Auf der Regierungspressekonferenz vom 11. Juni 2014 hat die Bundesregierung unmissverständlich zum Ausdruck gebracht, dass sie keine Absicht hat, ein Berufsbild Osteopath zu regeln. Wörtlich heißt es in dem Protokoll, das online im Wortlaut abgerufen werden kann:
„Zum Thema ‚Beruf des Osteopathen’: Es ist richtig, dass es kein geregeltes Berufsbild dafür gibt. Es besteht seitens des Bundes aber auch keine Absicht, da eine Regelung zu schaffen.“

Diese klare Absage der Bundesregierung relativieren zu wollen, hilft der Osteopathie in Deutschland nicht weiter. Denn für das Nein der Bundesregierung gibt es sachliche Argumente:

  • Osteopathie kann bereits vollumfänglich im Primärkontakt über den Beruf des Arztes und des Heilpraktikers ausgeübt werden.
  • Die Osteopathie tangiert viele andere medizinische Disziplinen (Pädiatrie, Orthopädie, Gynäkologie, innere Medizin usw.) und ist daher schwer abgrenzbar.
  • Es gibt aus gesetzgeberischer (und fachlicher) Sicht keinen Grund, weshalb gerade der Osteopath im Gegensatz, z.B. zum TCM-Therapeuten, dem Akupunkteur oder dem Homöopathen ein neuer Heilberuf werden soll.
 
Hinzukommen Versäumnisse auf osteopathischer Seite:

  • Es gibt deutschlandweit keine einheitlich geregelte osteopathische Ausbildung und Prüfung.
  • Es gibt keine ausgearbeiteten Vorschläge, wie ein neuer heilkundlicher Beruf in das bestehende Gesundheitssystem integriert werden soll.
 
Die Osteopathie in Deutschland braucht eine neue Berufspolitik, die diese Faktenlage zur Grundlage ihrer Arbeit macht. Die Berufsvereinigung für heilkundlich praktizierte Osteopathie, hpO, vertritt deshalb eine qualitätsgesicherte und rechtssichere Osteopathie, wie sie nur
 
  • der nach Vorgaben der WHO und der BAO osteopathisch ausgebildete Therapeut mit erfolgreich absolvierter Heilpraktikerprüfung,
  • der Arzt mit osteopathischer Aus- bzw.
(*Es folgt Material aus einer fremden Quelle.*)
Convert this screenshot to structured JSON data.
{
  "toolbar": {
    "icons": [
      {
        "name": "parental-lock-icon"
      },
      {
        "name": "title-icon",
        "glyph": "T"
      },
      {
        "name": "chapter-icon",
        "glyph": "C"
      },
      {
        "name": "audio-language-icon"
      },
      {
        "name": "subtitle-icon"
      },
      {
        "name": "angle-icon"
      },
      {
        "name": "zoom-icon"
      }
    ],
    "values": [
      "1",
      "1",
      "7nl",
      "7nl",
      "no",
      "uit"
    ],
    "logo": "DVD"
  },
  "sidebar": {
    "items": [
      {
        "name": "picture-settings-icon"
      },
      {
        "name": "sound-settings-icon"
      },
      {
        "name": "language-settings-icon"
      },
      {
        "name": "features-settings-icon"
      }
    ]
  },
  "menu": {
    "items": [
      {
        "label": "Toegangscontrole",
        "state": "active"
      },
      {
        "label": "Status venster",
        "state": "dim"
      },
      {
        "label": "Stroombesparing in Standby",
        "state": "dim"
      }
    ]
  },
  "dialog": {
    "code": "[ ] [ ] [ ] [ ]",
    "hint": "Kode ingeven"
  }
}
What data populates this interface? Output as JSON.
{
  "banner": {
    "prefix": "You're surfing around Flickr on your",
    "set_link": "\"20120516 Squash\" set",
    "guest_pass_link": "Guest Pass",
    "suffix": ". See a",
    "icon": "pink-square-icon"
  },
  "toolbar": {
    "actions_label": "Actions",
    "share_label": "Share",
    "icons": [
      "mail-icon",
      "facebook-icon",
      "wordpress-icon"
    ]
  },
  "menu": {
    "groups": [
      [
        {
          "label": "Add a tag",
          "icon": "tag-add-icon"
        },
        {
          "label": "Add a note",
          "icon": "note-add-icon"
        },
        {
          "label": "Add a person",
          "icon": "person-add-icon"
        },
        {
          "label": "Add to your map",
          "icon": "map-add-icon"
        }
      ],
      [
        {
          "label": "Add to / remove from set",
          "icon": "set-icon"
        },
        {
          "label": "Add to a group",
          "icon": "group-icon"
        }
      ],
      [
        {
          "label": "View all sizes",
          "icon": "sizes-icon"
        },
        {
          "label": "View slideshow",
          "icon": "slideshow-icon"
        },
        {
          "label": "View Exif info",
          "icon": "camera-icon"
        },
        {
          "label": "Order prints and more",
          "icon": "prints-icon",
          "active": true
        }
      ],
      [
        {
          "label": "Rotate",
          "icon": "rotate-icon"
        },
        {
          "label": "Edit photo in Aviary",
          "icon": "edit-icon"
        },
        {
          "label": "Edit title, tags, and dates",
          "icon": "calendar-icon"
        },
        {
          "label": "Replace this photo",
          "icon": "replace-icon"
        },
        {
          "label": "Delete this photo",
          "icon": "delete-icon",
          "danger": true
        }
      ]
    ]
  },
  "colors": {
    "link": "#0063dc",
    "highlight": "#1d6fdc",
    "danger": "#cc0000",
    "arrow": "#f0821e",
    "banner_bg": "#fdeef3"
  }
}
Weiterbildung nach Vorgaben der WHO und der Bundesarbeitsgemeinschaft Osteopathie, BAO,
  • und der osteopathische Arzt gemäß EROP-Defintion anwenden können.

Physiotherapeuten mit einer qualitätsgesicherten Osteopathieausbildung empfiehlt die hpO unbedingt die Heilerlaubnis über die Heilpraktikerprüfung zu erwerben. Aufgrund der bereits vorhandenen fachlichen Kompetenz ein nur kleiner Schritt, der die Möglichkeit schafft, Osteopathie im Primärkontakt und ohne Einschränkung auszuüben. Die hpO unterstützt deshalb ihre außerordentlichen Mitglieder die Heilerlaubnis zu erwerben.  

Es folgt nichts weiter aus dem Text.